In short, it is a great place to hold a meeting. It is an awful place for relaxing.

2.) I judged children ranging from 10 to 12.  Our group of judges, pictures below, was tasked to judge the English level of 278 contestants. We had to whittle this number to ten. It was incredibly difficult. The total amount of contestants nation-wide this year was 7 million, so all of the national semifinalists were extremely gifted. Many of these students lived abroad and were fluent in English.  There were a total of four rounds where students had to introduce themselves and answer various questions


As the competition is held by CCTV and the winning contestants appear on TV, much of the judging is less about English and more about personality and confidence.  For example, there were dozens of students who built various robots. The robots usually operated by voice command, iPad, or  visual cues. My childhood Legos truly seem inadequate. I have no doubt that the ‘robotics’ contestants will grow up to be highly successful, however my CCTV rubric had no love to give to introverts. Confidence and personality were more important than English ability.

We eventually decided on a list of twenty students for the final round. From these twenty we would go on to choose the ten finalist. Here is the list:


The Star of Outlook English Competition is huge. Seven million students throughout China compete to be on TV to showcase their talents. Isn’t it interesting then that such a large percentage of the finalist came from two cities: Shenzhen (red) and Beijing (blue). I am including Beijing as a formality. Of the final fifty students, close to half were from Shenzhen.

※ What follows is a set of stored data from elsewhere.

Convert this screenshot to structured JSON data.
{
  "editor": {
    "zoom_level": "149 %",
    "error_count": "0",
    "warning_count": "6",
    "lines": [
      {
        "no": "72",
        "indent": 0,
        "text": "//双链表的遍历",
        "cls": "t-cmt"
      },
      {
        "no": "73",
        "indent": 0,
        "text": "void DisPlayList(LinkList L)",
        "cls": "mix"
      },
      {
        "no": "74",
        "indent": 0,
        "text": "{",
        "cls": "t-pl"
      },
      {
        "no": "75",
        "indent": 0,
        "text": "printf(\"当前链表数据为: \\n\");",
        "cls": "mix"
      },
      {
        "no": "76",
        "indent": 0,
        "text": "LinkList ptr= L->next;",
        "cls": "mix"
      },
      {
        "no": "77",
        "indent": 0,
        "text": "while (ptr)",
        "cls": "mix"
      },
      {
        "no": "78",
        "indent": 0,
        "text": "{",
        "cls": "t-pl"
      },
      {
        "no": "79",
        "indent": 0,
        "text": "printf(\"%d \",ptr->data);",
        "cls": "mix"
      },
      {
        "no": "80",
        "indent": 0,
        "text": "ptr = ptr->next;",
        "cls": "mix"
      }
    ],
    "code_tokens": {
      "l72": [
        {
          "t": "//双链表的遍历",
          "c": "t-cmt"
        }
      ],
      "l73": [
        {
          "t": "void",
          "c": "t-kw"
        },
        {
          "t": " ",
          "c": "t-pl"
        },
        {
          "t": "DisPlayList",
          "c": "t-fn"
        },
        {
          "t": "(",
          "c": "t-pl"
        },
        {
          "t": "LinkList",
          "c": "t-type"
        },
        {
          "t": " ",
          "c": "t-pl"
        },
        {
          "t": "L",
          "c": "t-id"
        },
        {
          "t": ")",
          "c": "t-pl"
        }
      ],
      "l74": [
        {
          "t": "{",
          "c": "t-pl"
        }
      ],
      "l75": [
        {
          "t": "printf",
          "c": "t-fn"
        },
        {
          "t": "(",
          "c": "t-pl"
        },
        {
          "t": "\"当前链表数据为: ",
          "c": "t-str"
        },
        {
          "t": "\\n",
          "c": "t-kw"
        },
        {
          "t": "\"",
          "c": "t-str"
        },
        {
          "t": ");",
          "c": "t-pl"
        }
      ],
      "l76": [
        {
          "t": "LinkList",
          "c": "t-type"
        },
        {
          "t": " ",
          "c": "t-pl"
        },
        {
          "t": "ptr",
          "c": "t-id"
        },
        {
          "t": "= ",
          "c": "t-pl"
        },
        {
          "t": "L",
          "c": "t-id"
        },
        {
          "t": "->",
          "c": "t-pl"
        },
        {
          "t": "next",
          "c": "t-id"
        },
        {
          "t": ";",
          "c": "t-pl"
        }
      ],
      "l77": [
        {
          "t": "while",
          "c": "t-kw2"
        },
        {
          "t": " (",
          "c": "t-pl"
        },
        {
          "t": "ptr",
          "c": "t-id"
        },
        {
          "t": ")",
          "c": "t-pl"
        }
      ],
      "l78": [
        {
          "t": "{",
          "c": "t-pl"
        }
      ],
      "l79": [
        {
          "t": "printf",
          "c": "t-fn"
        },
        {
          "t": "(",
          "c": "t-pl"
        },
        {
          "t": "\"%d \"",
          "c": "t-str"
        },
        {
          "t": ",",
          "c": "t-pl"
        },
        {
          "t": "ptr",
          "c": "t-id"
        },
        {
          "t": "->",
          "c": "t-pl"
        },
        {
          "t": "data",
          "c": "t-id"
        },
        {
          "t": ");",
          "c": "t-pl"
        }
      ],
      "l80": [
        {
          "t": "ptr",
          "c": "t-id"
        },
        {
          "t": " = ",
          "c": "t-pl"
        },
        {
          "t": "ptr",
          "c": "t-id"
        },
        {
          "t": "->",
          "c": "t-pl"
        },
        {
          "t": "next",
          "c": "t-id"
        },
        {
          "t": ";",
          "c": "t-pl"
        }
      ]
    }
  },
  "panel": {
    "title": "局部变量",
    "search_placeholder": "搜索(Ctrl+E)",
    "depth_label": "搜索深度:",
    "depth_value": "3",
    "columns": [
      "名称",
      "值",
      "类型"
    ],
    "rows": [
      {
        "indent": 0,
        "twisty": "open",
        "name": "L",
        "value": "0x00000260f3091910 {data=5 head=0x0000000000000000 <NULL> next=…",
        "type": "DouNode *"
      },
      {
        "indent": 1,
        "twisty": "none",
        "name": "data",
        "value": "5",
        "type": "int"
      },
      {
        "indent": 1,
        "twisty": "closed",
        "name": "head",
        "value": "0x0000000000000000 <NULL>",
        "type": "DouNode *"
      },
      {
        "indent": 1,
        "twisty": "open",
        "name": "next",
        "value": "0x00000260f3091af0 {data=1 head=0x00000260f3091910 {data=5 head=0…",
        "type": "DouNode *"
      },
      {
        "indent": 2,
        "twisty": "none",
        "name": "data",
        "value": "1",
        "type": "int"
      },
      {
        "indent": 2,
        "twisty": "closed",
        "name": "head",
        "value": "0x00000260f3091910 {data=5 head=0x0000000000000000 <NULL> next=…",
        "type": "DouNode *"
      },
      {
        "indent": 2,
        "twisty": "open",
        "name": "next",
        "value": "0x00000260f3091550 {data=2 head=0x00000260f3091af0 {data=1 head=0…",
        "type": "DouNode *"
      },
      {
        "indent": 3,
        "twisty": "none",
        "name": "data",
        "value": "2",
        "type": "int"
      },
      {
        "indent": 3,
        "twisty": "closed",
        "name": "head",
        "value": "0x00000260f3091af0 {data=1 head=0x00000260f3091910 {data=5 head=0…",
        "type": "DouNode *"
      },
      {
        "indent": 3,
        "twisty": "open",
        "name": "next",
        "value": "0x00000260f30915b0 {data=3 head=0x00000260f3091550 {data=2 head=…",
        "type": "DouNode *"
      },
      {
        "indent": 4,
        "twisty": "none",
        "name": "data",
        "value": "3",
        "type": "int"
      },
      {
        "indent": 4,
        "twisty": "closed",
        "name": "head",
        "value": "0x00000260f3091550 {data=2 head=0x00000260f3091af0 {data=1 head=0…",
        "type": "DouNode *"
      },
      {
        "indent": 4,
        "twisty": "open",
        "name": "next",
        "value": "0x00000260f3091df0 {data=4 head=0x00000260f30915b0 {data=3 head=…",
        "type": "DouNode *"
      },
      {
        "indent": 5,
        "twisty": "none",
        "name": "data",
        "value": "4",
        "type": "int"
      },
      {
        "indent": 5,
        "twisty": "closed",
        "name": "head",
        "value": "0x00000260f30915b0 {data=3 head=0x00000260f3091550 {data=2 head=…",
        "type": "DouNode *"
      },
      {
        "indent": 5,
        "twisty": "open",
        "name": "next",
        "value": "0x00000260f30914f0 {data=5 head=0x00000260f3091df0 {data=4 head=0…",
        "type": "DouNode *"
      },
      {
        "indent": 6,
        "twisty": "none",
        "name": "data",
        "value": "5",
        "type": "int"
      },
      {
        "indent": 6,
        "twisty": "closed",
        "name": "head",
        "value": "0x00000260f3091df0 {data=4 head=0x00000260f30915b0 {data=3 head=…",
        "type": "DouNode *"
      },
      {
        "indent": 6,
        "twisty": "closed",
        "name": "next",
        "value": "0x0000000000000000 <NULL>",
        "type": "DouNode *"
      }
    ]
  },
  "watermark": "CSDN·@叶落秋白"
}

With the slow down in China, a lot of media has been discussing the various distinctions between cities and their different virtues. There have been a few well written pieces discussing Shenzhen, and it was encouraging to see such social capital. Anecdotally, all judges for all age groups coined some phrase to describe contestants from Shenzhen. They far exceeded their peers.

3.) I saw a copy of this year’s SAT.

Because of the size of the event, various representatives of the education industry setup shop. Many of the vendors sold ways to cheat on the 高考 (gaokao) and SAT.

If you have WeChat, you can view examples of SAT cheating products here. On an unrelated note, why bother putting a water mark on pirated information?

The prices for cheating were cheap. Copies of this year’s SAT were being sold for roughly 1,000RMB. You could also pay a company to take the test in your name for roughly 15,000RMB.  It was eye opening to see. It is crucial to understand that cheating is not a ‘bad’ thing in China. If you are smart enough to trick or game the system, you are worthy of success. Successful cheating is evidence of being intellectually superior to someone else.

This article details sophisticated cheating by Chinese students. However, I hope readers can understand that cheating here is exponentially more common and less complex. Lastly, the United States College Board needs to take this seriously. I now have no idea how universities differentiate Chinese scores when cheating seems so prevalent. Our rule sets and standards are so different.

I can only imagine the amount of fraud and ethical grey (black?) areas in other industries.Seeing such blatant, industrial scale cheating was new to me. Welcome to China.

4.)  I would like to finish by saying that I feel privileged to have had this experience. The teens and kids were gifted, and the overall experience certainly broadened my horizons. It was a blast to work with the professional staff at CCTV. I hope I can do it again next year.